Adımlarının Ucundaki Aşk

1 0 0
                                    

By 

Uzaktan tıpatıp aynı beyaz daireler olarak gözükseler de yakından hepsinin birbirine özgü şekli olan kar taneleri gökyüzünden narince süzülmekteydi.

Kamelya beresinin başından sürekli kaymasından mütevellit arada bir elini başına getirip çekiştiriyor, sonra bakışlarını yine gözlerini büyüleyen gökyüzüne çeviriyordu.

Takvim 2217 yılında olduklarını gösterse de eski yüzyıllardan süregelen sevgililer günü olduğu yerde duruyor, insanlar bu günü heyecanla bekliyordu; onun dışında.

Sıcak içecek satan standın önünde kendi sırasının gelmesini bekliyordu. Dakikalar geçmişti ama acelesi yoktu, dışarıya kendi isteğiyle çıkmıştı zaten. Sonuçta her zaman gökyüzünden yeri beyaz örtüsüyle kaplayan kar yağmıyordu.

Önünde kimsenin kalmadığını tezgahın ardındaki küçük robot, "sıra sizde Kamelya hanım." dediğinde anlamıştı. İsmini duyduğunda artık şaşırmıyordu, bu robotların yüz tanıma sistemi eğer yüzünüzün yarısından fazlasını bir atkıyla kapatmıyorsanız başarıyla kim olduğunuzu anlayabiliyordu.

Siparişini verdikten sonra beklemeye başladı. Gövdesi hareket etmese de uzun metal kolları sağda solda dolaşıp içeceğini hazırlayan robota baktı. Küçükken onlardan biraz olsun korkardı fakat şimdi siyah yuvarlak çıkıntıların üzerindeki mavi renkli yanıp sönen gözleriyle onları sevimli bile buluyordu. Hatta insanlarla iletişim kurması için programlanmış bir tanesine denk gelirseniz eğlenceli sohbetler edebilirdiniz bile.
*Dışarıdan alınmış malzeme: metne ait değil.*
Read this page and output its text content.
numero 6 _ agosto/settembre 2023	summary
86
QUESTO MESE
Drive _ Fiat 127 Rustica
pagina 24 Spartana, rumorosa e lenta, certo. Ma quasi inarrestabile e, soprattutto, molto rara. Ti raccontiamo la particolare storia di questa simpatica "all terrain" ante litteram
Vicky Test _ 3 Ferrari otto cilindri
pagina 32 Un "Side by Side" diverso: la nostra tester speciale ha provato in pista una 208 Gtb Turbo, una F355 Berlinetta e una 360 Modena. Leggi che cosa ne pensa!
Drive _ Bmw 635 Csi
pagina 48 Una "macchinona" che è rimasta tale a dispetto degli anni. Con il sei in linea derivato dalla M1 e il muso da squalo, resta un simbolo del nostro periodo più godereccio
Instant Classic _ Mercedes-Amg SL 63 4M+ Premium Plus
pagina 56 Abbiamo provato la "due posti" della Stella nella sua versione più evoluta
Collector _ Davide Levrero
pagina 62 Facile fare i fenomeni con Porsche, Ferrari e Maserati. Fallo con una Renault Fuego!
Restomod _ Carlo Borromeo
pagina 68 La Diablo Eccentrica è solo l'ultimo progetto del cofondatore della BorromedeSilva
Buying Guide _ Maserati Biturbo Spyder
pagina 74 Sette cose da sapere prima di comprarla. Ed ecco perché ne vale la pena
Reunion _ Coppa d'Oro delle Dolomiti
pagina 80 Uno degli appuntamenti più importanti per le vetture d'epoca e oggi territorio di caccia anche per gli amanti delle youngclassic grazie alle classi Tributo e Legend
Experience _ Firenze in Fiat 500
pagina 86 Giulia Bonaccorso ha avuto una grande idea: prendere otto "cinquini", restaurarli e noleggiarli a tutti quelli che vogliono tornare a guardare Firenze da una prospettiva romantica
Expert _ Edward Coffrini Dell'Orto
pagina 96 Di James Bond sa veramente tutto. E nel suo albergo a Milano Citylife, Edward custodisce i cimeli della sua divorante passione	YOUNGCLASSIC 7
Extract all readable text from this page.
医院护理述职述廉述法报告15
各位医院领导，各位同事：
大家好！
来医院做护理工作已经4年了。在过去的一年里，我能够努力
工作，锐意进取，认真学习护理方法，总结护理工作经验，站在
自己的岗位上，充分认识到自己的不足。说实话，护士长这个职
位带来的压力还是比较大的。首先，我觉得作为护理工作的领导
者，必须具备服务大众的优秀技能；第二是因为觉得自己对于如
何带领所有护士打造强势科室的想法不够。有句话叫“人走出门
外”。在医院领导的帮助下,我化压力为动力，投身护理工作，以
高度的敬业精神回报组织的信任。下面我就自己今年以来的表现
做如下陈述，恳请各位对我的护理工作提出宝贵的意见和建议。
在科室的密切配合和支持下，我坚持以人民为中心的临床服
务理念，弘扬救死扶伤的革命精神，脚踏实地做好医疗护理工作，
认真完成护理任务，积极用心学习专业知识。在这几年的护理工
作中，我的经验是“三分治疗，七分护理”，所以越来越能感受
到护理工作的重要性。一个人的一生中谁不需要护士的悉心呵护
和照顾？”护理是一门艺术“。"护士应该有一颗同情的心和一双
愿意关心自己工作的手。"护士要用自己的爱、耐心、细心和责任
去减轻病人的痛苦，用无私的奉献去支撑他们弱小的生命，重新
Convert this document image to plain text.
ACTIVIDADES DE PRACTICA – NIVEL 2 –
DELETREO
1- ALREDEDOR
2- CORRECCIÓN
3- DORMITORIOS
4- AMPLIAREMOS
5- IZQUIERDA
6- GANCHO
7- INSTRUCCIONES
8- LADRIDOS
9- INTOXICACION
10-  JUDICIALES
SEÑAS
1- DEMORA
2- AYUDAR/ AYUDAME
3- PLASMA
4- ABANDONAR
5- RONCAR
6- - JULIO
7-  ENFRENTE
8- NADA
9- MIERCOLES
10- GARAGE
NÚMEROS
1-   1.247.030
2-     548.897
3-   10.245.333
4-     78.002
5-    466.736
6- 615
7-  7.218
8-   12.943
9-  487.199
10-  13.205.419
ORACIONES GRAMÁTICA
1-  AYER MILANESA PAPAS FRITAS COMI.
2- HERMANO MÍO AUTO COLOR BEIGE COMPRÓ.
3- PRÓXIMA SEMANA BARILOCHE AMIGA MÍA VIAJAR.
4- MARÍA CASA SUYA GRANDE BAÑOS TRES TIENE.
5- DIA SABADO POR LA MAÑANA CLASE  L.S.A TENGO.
Dirseğini önündeki tezgaha dayamıştı, şimdi odak noktası kaldırımda yürüyen iki gülüşen sevgiliyi bulmuş ve iç çektikten sonra bakışlarını önceki konumuna getirmişti.

"Aşk nedir?" diye sordu, neredeyse mırıltıyla. Gerçekten bu sorunun cevabını merak ediyordu, sahiden böyle bir duygu var mıydı yoksa insanlar var olduğuna inanarak kendini kandırıyor muydu?

"Analiz ediyorum."

Karşısındaki robotun sonucu arayıp hızla dönen ışıltılı gözlerine utançla baktı ve hızla öne eğilip ellerini iki yana salladı. "Hayır, hayır! İşinize bakın lütfen. Sorum size değildi."

Robotun gözlerinde bir çarpı işareti yanıp söndüğünde elindeki sıcak buharlar süzülen kahveyi kızın önüne bırakıp sordu, "öyleyse yanıtı biliyor musunuz?"

Kamelya arkaya doğru düşmeye başlayan beresini bir kez daha düzelttikten sonra bakışlarını karın kaplamaya başladığı yere yöneltti.

"Hayır," dedi, neredeyse mutsuz bir sesle. Şimdi de bir robota aşk hakkında dert mi yanıyordu? Olacak iş değildi. Etrafına bakındı, neyse ki civardan tek tük insan geçiyordu ve ona tuhaf bakışlar atan kimseler yoktu.

Rüzgar şimdi daha sert esiyordu, artık ödemeyi yapıp gitmeliydi. Kolunu yatay bir şekilde yukarı kaldırıp bilekliğindeki düğmeye bastı. Çok geçmeden karşısında mavi renkli hologram ekranı belirdi. Ekrana ödemesi gereken parayı ve küçük işletmenin adını girdi. Gönder tuşuna bastıktan sonra robotun gövdesindeki ekranda ödediğine dair belgenin gelmiş olduğunu gördü.

"İnsanlar şimdilerde 'Adımlarının Ucundaki Aşk' uygulamasını indirip duruyorlar." Robot az önce yaptığı içeceğin kaplarını ve malzemelerini tek tek toparlarken bir yandan da karşısındaki insana bakıyordu. "Belki bu sorunuzun cevabı olabilir."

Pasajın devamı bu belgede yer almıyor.